Du côté des prédateurs, on trouve des insectes bien connus comme les fourmis ou les araignées. Le problème est que ces chasseurs infatigables mangent un peu de tout, ce qui les rend moins intéressants lorsqu’il faut cibler une seule espèce de ravageur et non le reste de la faune auxiliaire. Pour ces alliées, la lutte biologique par conservation sera alors privilégiée. Cela consiste à favoriser un ennemi naturel en agissant sur son environnement, par exemple, en favorisant des sites d’hivernages ou des plantes de services.
D’autres insectes, appelés parasitoïdes oophages, sont très prometteurs : ils pondent leurs œufs directement dans ceux des punaises, empêchant ainsi leur développement. Ces petits tueurs sont parfois tellement spécialisés qu’ils ne peuvent s’attaquer qu’à un nombre très limité d’espèces de punaises ! Cette caractéristique les rend bien plus efficaces que leurs congénères fourmis ou araignées dans la régulation de la population du ravageur !
Des petites guêpes à la rescousse
La découverte par ANPN, en collaboration avec le laboratoire RDLB de l’Institut Sophia Agrobiotech (INRAE) et le DISAFA (Université de Turin, Italie), du parasitoïde oophage Trissolcus japonicus (Ashmead), aussi appelée guêpe samouraï, et du Trissolcus mitsukurii (Ashmead) en Nouvelle-Aquitaine, est une piste prometteuse pour les producteurs de noisette [10, 11]. Comme la punaise diabolique, ces deux parasitoïdes sont originaires d’Asie de l’Est où ils se côtoient. Ces micro-guêpes qui ne mesurent que 2mm pondent spécifiquement leurs œufs dans ceux de la punaise. En consommant l’œuf, les jeunes larves de guêpe interrompent ainsi le cycle de reproduction du ravageur. Cela évoque le film Alien de Ridley Scott, où le xénomorphe se développe également au détriment de son hôte, qui, dans cette fiction, est l’humain. Ces deux espèces de parasitoïdes oophages n’ont pas été choisies au hasard par l’ANPN. Elles ont été sélectionnées parmi de nombreux candidats, car les enjeux économiques et environnementaux sont trop importants pour se tromper. Parmi les critères clés retenus, on retiendra par exemple une forte affinité pour la punaise diabolique, pour garantir une action ciblée et éviter les impacts sur d’autres espèces et un sex-ratio (le rapport des sexes d'une population) favorable aux femelles, car ce sont elles qui parasitent les œufs. Plus il y a de femelles, plus la population peut se multiplier efficacement, que ce soit dans la nature ou en élevage. Et enfin, une capacité à être produites en grand nombre dans des conditions contrôlées.

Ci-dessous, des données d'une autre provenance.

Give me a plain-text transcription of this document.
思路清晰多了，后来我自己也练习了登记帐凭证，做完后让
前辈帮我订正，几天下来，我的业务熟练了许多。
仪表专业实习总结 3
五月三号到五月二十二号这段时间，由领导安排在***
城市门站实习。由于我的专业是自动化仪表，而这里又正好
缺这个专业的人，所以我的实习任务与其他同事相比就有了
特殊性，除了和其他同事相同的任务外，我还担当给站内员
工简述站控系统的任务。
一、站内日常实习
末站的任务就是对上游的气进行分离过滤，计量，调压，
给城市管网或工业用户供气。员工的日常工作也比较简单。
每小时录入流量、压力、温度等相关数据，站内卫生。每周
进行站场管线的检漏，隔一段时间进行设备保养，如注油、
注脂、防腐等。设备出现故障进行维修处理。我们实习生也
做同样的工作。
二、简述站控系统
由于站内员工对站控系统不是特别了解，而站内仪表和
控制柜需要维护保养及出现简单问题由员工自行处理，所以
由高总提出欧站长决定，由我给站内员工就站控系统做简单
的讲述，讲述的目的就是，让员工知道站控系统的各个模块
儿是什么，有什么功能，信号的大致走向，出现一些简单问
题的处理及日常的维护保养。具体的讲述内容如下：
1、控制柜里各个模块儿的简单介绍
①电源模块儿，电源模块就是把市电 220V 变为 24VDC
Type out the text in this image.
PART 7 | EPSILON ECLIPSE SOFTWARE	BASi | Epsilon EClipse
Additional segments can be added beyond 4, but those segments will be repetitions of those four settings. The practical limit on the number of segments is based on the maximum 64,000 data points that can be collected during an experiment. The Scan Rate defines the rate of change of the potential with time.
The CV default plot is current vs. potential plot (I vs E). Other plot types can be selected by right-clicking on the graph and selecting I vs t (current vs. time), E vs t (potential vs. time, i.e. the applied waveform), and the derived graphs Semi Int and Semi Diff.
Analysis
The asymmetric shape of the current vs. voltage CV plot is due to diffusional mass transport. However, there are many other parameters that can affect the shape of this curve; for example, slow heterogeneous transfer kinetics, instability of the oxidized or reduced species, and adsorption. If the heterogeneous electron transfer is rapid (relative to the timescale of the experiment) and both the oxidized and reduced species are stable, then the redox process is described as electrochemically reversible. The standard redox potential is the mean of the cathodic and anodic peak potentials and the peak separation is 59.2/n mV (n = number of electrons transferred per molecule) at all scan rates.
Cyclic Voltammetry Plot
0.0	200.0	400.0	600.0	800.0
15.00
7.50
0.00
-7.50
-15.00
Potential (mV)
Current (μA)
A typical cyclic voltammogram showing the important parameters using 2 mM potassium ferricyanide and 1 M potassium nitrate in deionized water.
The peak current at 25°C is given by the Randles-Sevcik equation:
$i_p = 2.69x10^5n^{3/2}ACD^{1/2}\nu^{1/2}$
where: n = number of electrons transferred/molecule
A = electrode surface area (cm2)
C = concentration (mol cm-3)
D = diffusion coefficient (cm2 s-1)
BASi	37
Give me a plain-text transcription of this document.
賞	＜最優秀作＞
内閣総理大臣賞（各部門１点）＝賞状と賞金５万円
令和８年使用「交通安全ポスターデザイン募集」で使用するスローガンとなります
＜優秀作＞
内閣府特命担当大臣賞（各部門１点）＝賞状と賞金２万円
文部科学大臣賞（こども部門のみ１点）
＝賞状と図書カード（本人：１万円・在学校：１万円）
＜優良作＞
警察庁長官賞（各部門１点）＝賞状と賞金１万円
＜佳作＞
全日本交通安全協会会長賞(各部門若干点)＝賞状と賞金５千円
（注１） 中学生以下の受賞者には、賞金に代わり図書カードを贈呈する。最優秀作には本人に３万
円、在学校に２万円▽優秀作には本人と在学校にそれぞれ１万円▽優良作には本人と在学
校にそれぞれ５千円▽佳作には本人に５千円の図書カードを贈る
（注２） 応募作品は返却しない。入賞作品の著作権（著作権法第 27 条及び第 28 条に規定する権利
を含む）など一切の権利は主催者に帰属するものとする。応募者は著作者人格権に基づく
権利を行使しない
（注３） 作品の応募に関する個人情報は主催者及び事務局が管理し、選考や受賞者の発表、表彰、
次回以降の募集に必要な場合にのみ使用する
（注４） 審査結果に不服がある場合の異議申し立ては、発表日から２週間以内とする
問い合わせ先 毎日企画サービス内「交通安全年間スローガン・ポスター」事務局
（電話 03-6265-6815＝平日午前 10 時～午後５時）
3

Guêpes en série : la biofabrique anti-punaise
À l’ANPN, une chaine de production en conditions contrôlées a été mise en place, allant de la production des œufs de H. halys à l'élevage de ses parasitoïdes. Ce dispositif permet aujourd'hui de produire plusieurs plusieurs dizaines de milliers de guêpes pour des lâchers expérimentaux en verger. Ces lâchers, inoffensifs pour les humains, sont autorisés par la règlementation et encadrés par des suivis qui permettent de surveiller les effets non intentionnels [12]. Ce travail de surveillance est réalisé en coopération avec le laboratoire de recherche du RDLB, qui est un laboratoire spécialisé en matière de lutte biologique par acclimatation. Mais avant d’envisager une utilisation massive de ces alliées, de nombreuses questions doivent encore trouver réponse. Par exemple, sont-elles capables de repérer efficacement les œufs de punaises dans un environnement naturel ? Combien de guêpes faut-il lâcher à l’hectare ? Quelle est la durée durant laquelle leur présence aura un effet (leur rémanence) ? De quoi ont-elles besoin pour survivre et s’installer durablement ? Ont-elles elles-mêmes des prédateurs ? etc.
L’objectif est clair : évaluer leur efficacité et leur comportement dans nos vergers, afin de garantir une solution de biocontrôle à la fois performante, durable et respectueuse de l’environnement.